Lastly, I overindulge myself on tonight's dinner... The thing is, I don't eat much when I'm studying... You know, to avoid feeling drowsy... But tonight seems different... So, melantak la... haha... Friends, only bad things come from gluttony... Nothing good can be extracted from it... You waste money, and in my case I feel bloated for hours... During the Maghrib prayer, I was having difficulty breathing right because I was holding myself from expelling the things I ingested... haha... 

Miraculously, I'm still awake... Just finish my chemistry tutorial (almost)... hehe... Thats 2 tutorials done in one day!!! CEKAP!! haha... Such an unusual day... Totally... 
Ok then, nothing more to write... 

~tata~

Saturday, October 2, 2010

Thanks friend...

So, first sem is of the past... A full pot of happy, sad, tension, guilt and experience... Bonds made, strengthen and never broken... Though some have left the mutual feelings of respect and friendship can never be bounded by mere kilometers or miles... Friendship extends beyond distance and even time... The time we spent with the group though just a brief period means a lot to me and now that you are taking a different route to pursue your ambition, the usual gang seems somewhat crippled... No more singing out of the blue, I have to say the thing that I surely will miss the most later in time... Lame jokes that ended up making us laugh still... Cheesy choice of words never seems to fail to brand yourself apart from others... Weird and sometimes scary activities that you do with multiple Facebook account... haha... You're unique... One of my best friends and I bid you well, all the best and give your best... Uzair Azman, may Allah bless your journey and make you the best man you can... 

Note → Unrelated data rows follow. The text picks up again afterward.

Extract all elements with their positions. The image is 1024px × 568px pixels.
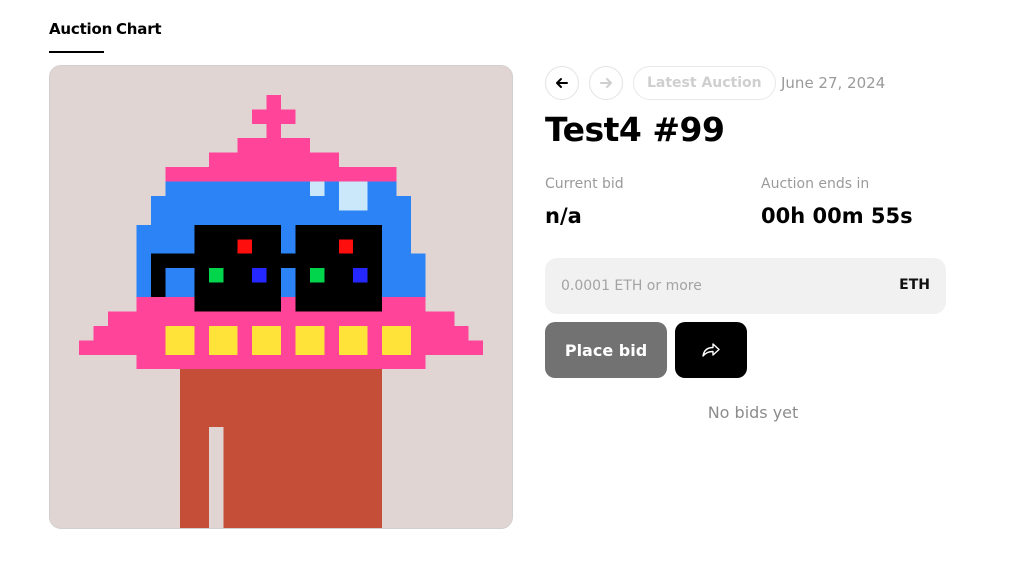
hat-cross-bar — [252, 109, 296, 124]
noun-pixel-image — [78, 94, 484, 528]
hat-cross-stem — [266, 123, 281, 139]
glasses-red-left — [237, 239, 253, 254]
body-stripe — [208, 426, 224, 528]
current-bid-label: Current bid — [545, 176, 624, 192]
glasses-green-right — [309, 268, 325, 283]
auction-title: Test4 #99 — [545, 110, 725, 149]
head-highlight-small — [309, 181, 325, 196]
next-auction-button[interactable] — [589, 66, 623, 100]
glasses-right-lens — [295, 224, 383, 312]
arrow-left-icon — [556, 78, 568, 88]
saucer-row-d — [136, 354, 426, 370]
noun-saucer — [78, 297, 484, 370]
glasses-arm — [151, 268, 166, 297]
auction-date: June 27, 2024 — [781, 74, 886, 92]
auction-countdown: 00h 00m 55s — [761, 204, 913, 228]
latest-auction-button[interactable]: Latest Auction — [633, 66, 776, 100]
head-highlight-large — [338, 181, 368, 211]
arrow-right-icon — [600, 78, 612, 88]
head-blue-b — [151, 195, 411, 211]
share-icon — [702, 343, 720, 357]
glasses-red-right — [338, 239, 354, 254]
bid-input-container: ETH — [545, 258, 946, 314]
current-bid-value: n/a — [545, 204, 582, 228]
tab-chart[interactable]: Chart — [116, 20, 162, 38]
saucer-light-4 — [295, 325, 325, 355]
bid-amount-input[interactable] — [545, 258, 907, 314]
tab-auction[interactable]: Auction — [49, 20, 112, 38]
auction-ends-label: Auction ends in — [761, 176, 870, 192]
glasses-green-left — [208, 268, 224, 283]
place-bid-button[interactable]: Place bid — [545, 322, 667, 378]
noun-artwork — [49, 65, 513, 529]
saucer-light-3 — [252, 325, 281, 355]
saucer-row-a — [107, 311, 455, 326]
share-button[interactable] — [675, 322, 747, 378]
saucer-light-1 — [165, 325, 195, 355]
no-bids-message: No bids yet — [707, 403, 799, 422]
glasses-left-lens — [194, 224, 281, 312]
saucer-light-5 — [338, 325, 368, 355]
glasses-temple — [151, 253, 195, 269]
saucer-band-2 — [281, 297, 296, 312]
previous-auction-button[interactable] — [545, 66, 579, 100]
hat-cross-top — [266, 94, 281, 110]
saucer-light-6 — [382, 325, 411, 355]
noun-body — [179, 369, 383, 528]
hat-brim-mid — [208, 152, 339, 168]
saucer-band-1 — [136, 297, 195, 312]
glasses-indigo-right — [353, 268, 368, 283]
head-blue-c — [151, 210, 411, 225]
glasses-bridge — [281, 253, 296, 269]
head-blue-r3 — [353, 167, 397, 182]
saucer-light-2 — [208, 325, 238, 355]
currency-label: ETH — [899, 277, 930, 293]
noun-hat — [208, 94, 339, 168]
head-blue-r2 — [165, 167, 209, 182]
saucer-band-3 — [382, 297, 426, 312]
active-tab-indicator — [49, 51, 104, 53]
hat-brim-top — [237, 138, 310, 153]
glasses-indigo-left — [252, 268, 267, 283]
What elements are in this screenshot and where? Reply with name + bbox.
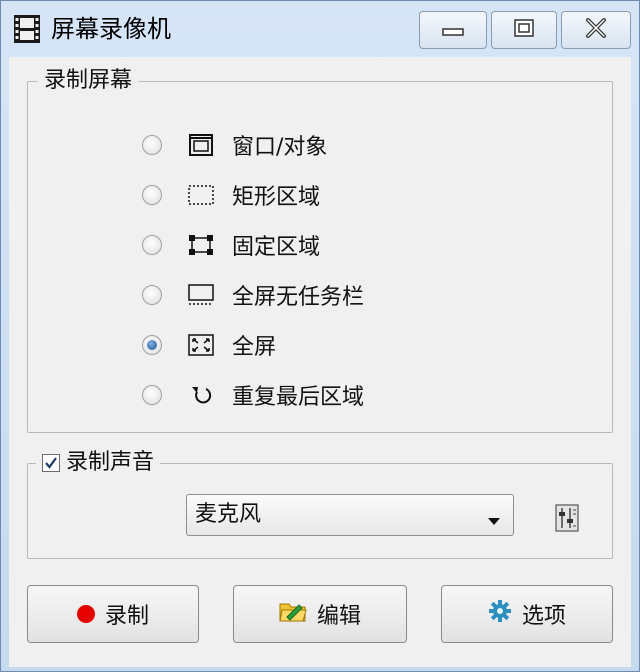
record-audio-group: 录制声音 麦克风 [27,448,613,559]
option-label: 窗口/对象 [232,135,328,160]
rectangle-region-radio[interactable] [142,185,162,205]
audio-device-select[interactable]: 麦克风 [186,494,514,536]
maximize-button[interactable] [491,11,557,49]
fixed-region-icon [188,233,214,257]
client-area: 录制屏幕 窗口/对象 矩形区域 固定区域 全屏无任务栏 全屏 重复最后区域 录制… [9,57,631,667]
repeat-arrow-icon [188,383,214,407]
fullscreen-no-taskbar-radio[interactable] [142,285,162,305]
option-fullscreen-no-taskbar[interactable]: 全屏无任务栏 [142,278,364,312]
dotted-rectangle-icon [188,183,214,207]
fixed-region-radio[interactable] [142,235,162,255]
edit-folder-icon [279,599,307,629]
record-audio-toggle[interactable]: 录制声音 [36,448,161,478]
record-button[interactable]: 录制 [27,585,199,643]
options-button-label: 选项 [521,604,566,629]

Saturday, September 25, 2010

*0*

After having to face it more than 10 times over 3 stages and a full decade it is still and remained still... Sure its easy in the place but it gets tougher and tougher...  Guess something never change... You get tired and the fatigue just grows exponentially as time proceeds... Burning the midnight oil is the usual habit when facing this kind of annual ordeal... Sometimes, the oil just runs out and you'll go blank which is the worst case scenario.... 

Have you guessed it?? Yup, final exams... Been stuck and nailed to my chair for more than 3 hours now, taken care off 2 and a half chapters ( hopefully ) and I'm running out of fuel!!!! OHH NOOO!!!! And to make it worst, the mart has already closed meaning I can't replenish my MP... urgh, should have bought something this evening... Regretting the fact that I was being stingy to myself... Yeah, TO MYSELF!!! I MEAN WHO DO THAT TO THEMSELVES???!!! Feel like shouting to the dark cold night... I'm sure the darkness won't be mad at me for doing so... Yeah, maybe I'll do just that... 

*you can ignore this... overwhelming stress...

'Lazy' me : Tomorrow is Sunday... Yay!! What should I do then??? Hmmm... Study... Nooo!!!! Damn... Its Sunday and I have to study?? sigh... 

'In the right mind' me : Its ok... Just a little bit longer... Plus you are doing this to achieve your ambition... You've gone too far to back off now... If you do, what will your parents feel about it and more importantly what will YOU feel once you realize that It was the wrong thing to do, quitting half way??? Do you even want to feel that bad feeling in your gut??? I sure don't...

'Now ok' me : Yeah, I should follow the second 'me'... OH YEAH!!!! 2 more chapters to go... COME ON!!!!